このシリーズの最初にも書きましたが、ブリッジは、装着後約10年で50~70%が生存(残る)
つまり、『ブリッジの場合、10年で、30~50%はダメになる』ということです。
インプラントは、装着後約10年で90~95%が生存(残る)
つまり、『インプラントの場合、10年で5~10%はダメになる』ということです。
もちろん、ブリッジでもインプラントでも30年、40年… と問題なく機能しているケースも存在します。
しかし、インプラントよりもブリッジや被せ物(差し歯)の方がリスクが高いのは、事実です。
私達歯科医師が毎日診療する中で、神経のない歯がダメになったり、膿みをもったり、歯根破折したりした結果、抜歯となり、ブリッジをやり直したりすることも多くあります。

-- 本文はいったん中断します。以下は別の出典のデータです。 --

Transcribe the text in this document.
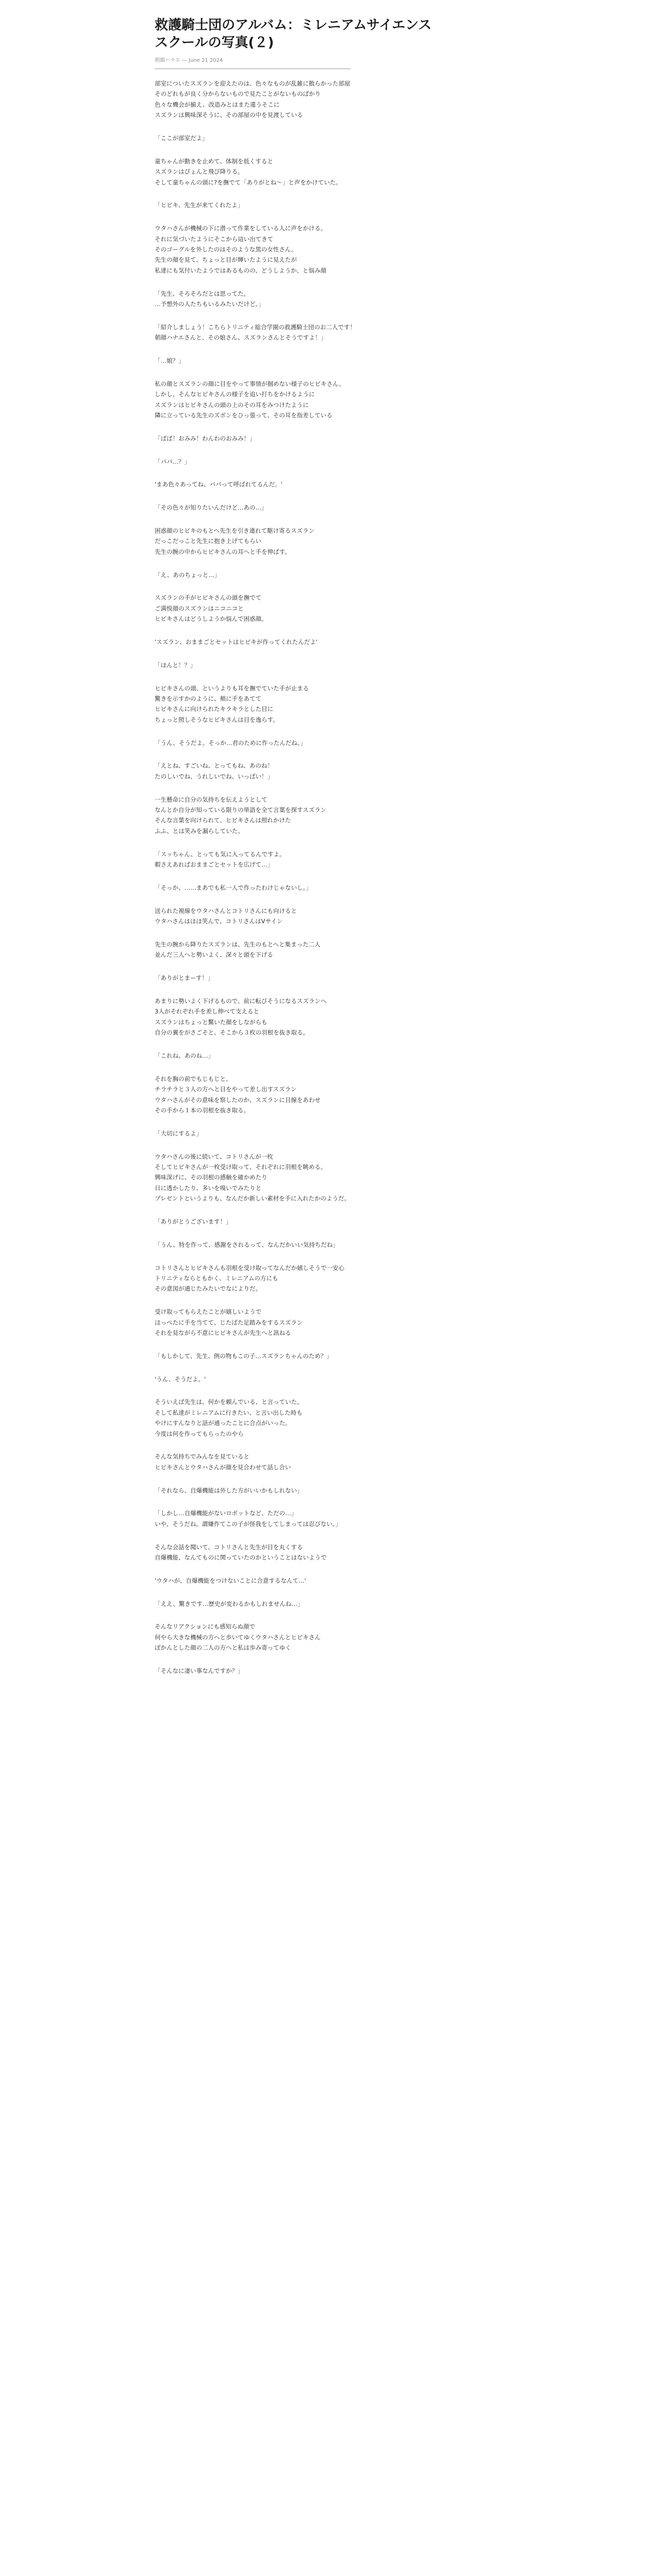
救護騎士団のアルバム：ミレニアムサイエンス
スクールの写真(２)
朝顔ハナエ — June 21 2024
部室についたスズランを迎えたのは、色々なものが乱雑に散らかった部屋
そのどれもが良く分からないもので見たことがないものばかり
色々な機会が揃え、改造みとはまた違うそこに
スズランは興味深そうに、その部屋の中を見渡している
「ここが部室だよ」
童ちゃんが動きを止めて、体制を低くすると
スズランはぴょんと飛び降りる。
そして童ちゃんの頭に?を撫でて「ありがとね～」と声をかけていた。
「ヒビキ、先生が来てくれたよ」
ウタハさんが機械の下に潜って作業をしている人に声をかける。
それに気づいたようにそこから這い出てきて
そのゴーグルを外したのはそのような黒の女性さん。
先生の顔を見て、ちょっと目が輝いたように見えたが
私達にも気付いたようではあるものの、どうしようか、と悩み顔
「先生、そろそろだとは思ってた。
…予想外の人たちもいるみたいだけど。」
「紹介しましょう！こちらトリニティ総合学園の救護騎士団のお二人です！
朝顔ハナエさんと、その娘さん、スズランさんとそうですよ！」
「…娘？」
私の顔とスズランの顔に目をやって事情が掴めない様子のヒビキさん。
しかし、そんなヒビキさんの様子を追い打ちをかけるように
スズランはヒビキさんの頭の上のその耳をみつけたように
隣に立っている先生のズボンをひっ張って、その耳を指差している
「ぱぱ！おみみ！わんわのおみみ！」
「パパ…？」
'まあ色々あってね、パパって呼ばれてるんだ。'
「その色々が知りたいんだけど…あの…」
困惑顔のヒビキのもとへ先生を引き連れて駆け寄るスズラン
だっこだっこと先生に抱き上げてもらい
先生の腕の中からヒビキさんの耳へと手を伸ばす。
「え、あのちょっと…」
スズランの手がヒビキさんの頭を撫でて
ご満悦顔のスズランはニコニコと
ヒビキさんはどうしようか悩んで困惑顔。
'スズラン、おままごとセットはヒビキが作ってくれたんだよ'
「ほんと！？」
ヒビキさんの頭、というよりも耳を撫でていた手が止まる
驚きを示すかのように、頬に手をあてて
ヒビキさんに向けられたキラキラとした目に
ちょっと照しそうなヒビキさんは目を逸らす。
「うん、そうだよ。そっか…君のために作ったんだね。」
「えとね、すごいね、とってもね、あのね！
たのしいでね、うれしいでね、いっぱい！」
一生懸命に自分の気持ちを伝えようとして
なんとか自分が知っている限りの単語を全て言葉を探すスズラン
そんな言葉を向けられて、ヒビキさんは照れかけた
ふふ、とは笑みを漏らしていた。
「スッちゃん、とっても気に入ってるんですよ。
暇さえあればおままごとセットを広げて…」
「そっか、……まあでも私一人で作ったわけじゃないし。」
送られた視線をウタハさんとコトリさんにも向けると
ウタハさんはほほ笑んで、コトリさんはVサイン
先生の腕から降りたスズランは、先生のもとへと集まった二人
並んだ三人へと勢いよく、深々と頭を下げる
「ありがとまーす！」
あまりに勢いよく下げるもので、前に転びそうになるスズランへ
3人がそれぞれ手を差し伸べて支えると
スズランはちょっと驚いた顔をしながらも
自分の翼をがさごそと、そこから３枚の羽根を抜き取る。
「これね、あのね…」
それを胸の前でもじもじと、
チラチラと３人の方へと目をやって差し出すスズラン
ウタハさんがその意味を察したのか、スズランに目線をあわせ
その手から１本の羽根を抜き取る。
「大切にするよ」
ウタハさんの後に続いて、コトリさんが一枚
そしてヒビキさんが一枚受け取って、それぞれに羽根を眺める。
興味深げに、その羽根の感触を確かめたり
日に透かしたり、多いを嗅いでみたりと
プレゼントというよりも、なんだか新しい素材を手に入れたかのようだ。
「ありがとうございます！」
「うん、特を作って、感謝をされるって、なんだかいい気持ちだね」
コトリさんとヒビキさんも羽根を受け取ってなんだか嬉しそうで一安心
トリニティならともかく、ミレニアムの方にも
その意図が通じたみたいでなによりだ。
受け取ってもらえたことが嬉しいようで
ほっぺたに手を当てて、じたばた足踏みをするスズラン
それを見ながら不意にヒビキさんが先生へと訊ねる
「もしかして、先生、例の物もこの子…スズランちゃんのため？」
'うん、そうだよ。'
そういえば先生は、何かを頼んでいる、と言っていた。
そして私達がミレニアムに行きたい、と言い出した時も
やけにすんなりと話が通ったことに合点がいった。
今度は何を作ってもらったのやら
そんな気持ちでみんなを見ていると
ヒビキさんとウタハさんが顔を見合わせて話し合い
「それなら、自爆機能は外した方がいいかもしれない」
「しかし…自爆機能がないロボットなど、ただの…」
いや、そうだね。謂嫌作てこの子が怪我をしてしまっては忍びない。」
そんな会話を聞いて、コトリさんと先生が目を丸くする
自爆機能、なんてものに関っていたのかということはないようで
'ウタハが、自爆機能をつけないことに合意するなんて…'
「ええ、驚きです…歴史が変わるかもしれませんね…」
そんなリアクションにも感知らぬ顔で
何やら大きな機械の方へと歩いてゆくウタハさんとヒビキさん
ぽかんとした顔の二人の方へと私は歩み寄ってゆく
「そんなに凄い事なんですか？」
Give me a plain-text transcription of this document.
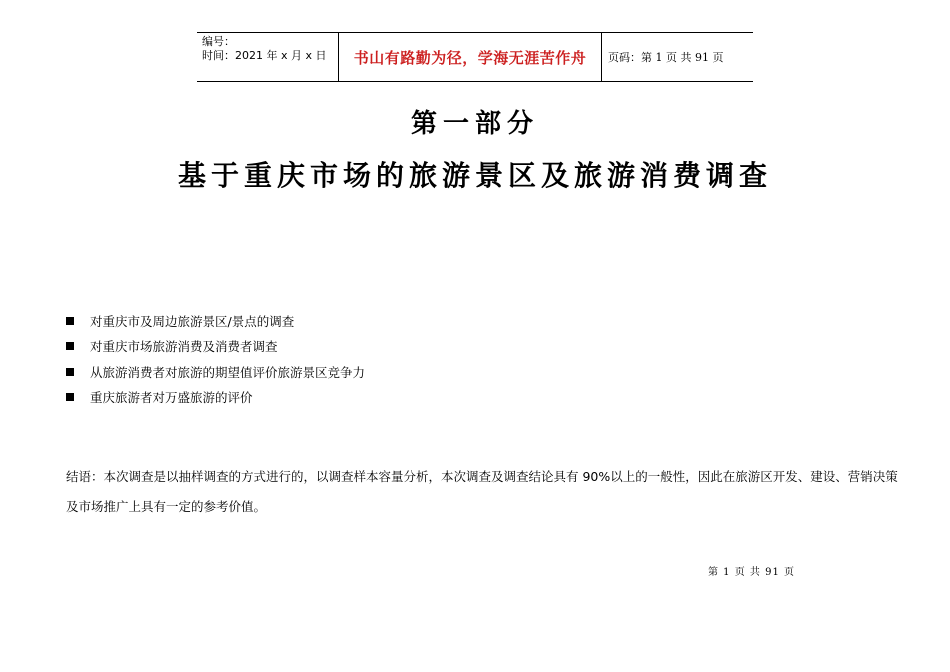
编号：
时间：2021 年 x 月 x 日	书山有路勤为径，学海无涯苦作舟	页码：第 1 页 共 91 页
第一部分
基于重庆市场的旅游景区及旅游消费调查
对重庆市及周边旅游景区/景点的调查
对重庆市场旅游消费及消费者调查
从旅游消费者对旅游的期望值评价旅游景区竞争力
重庆旅游者对万盛旅游的评价
结语：本次调查是以抽样调查的方式进行的，以调查样本容量分析，本次调查及调查结论具有 90%以上的一般性，因此在旅游区开发、建设、营销决策及市场推广上具有一定的参考价值。
第 1 页 共 91 页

ダメになったブリッジを見ると『やっぱり…』と思うことも多々あります。
先にも書きましたように、インプラントもダメになることはあります。
100%の治療法は存在しません。
しかし、ブリッジの場合、歯を削って作製しますので、ダメになれば、被害は大きいものです。
土台となる歯が抜歯になることもあります。
また、再度ブリッジを作製するために、新たな歯を削除することもあります。
インプラントがダメになった場合は、その後にブリッジを選択することも可能ですし、再度同じ部位にインプラントを行うことも可能です。
被害の拡大が少ないということは、インプラントの最大の利点と言えます。
ただし、インプラントは万能な治療法ではありません。
虫歯や歯周病のリスクが低く、噛み合わせが安定しているような場合には、ブリッジでも予知性が高いこともあります。
費用という点でもブリッジの方が優れています。
外科処置を伴わないという点からもブリッジは、インプラントよりも優れています。
治療期間もブリッジの方が早く終了できます。
患者様の年齢や全身的な状況も関係してきます。
大切なことは、口腔内の状況をふまえ、その予知性を考えて治療方法を選択することです。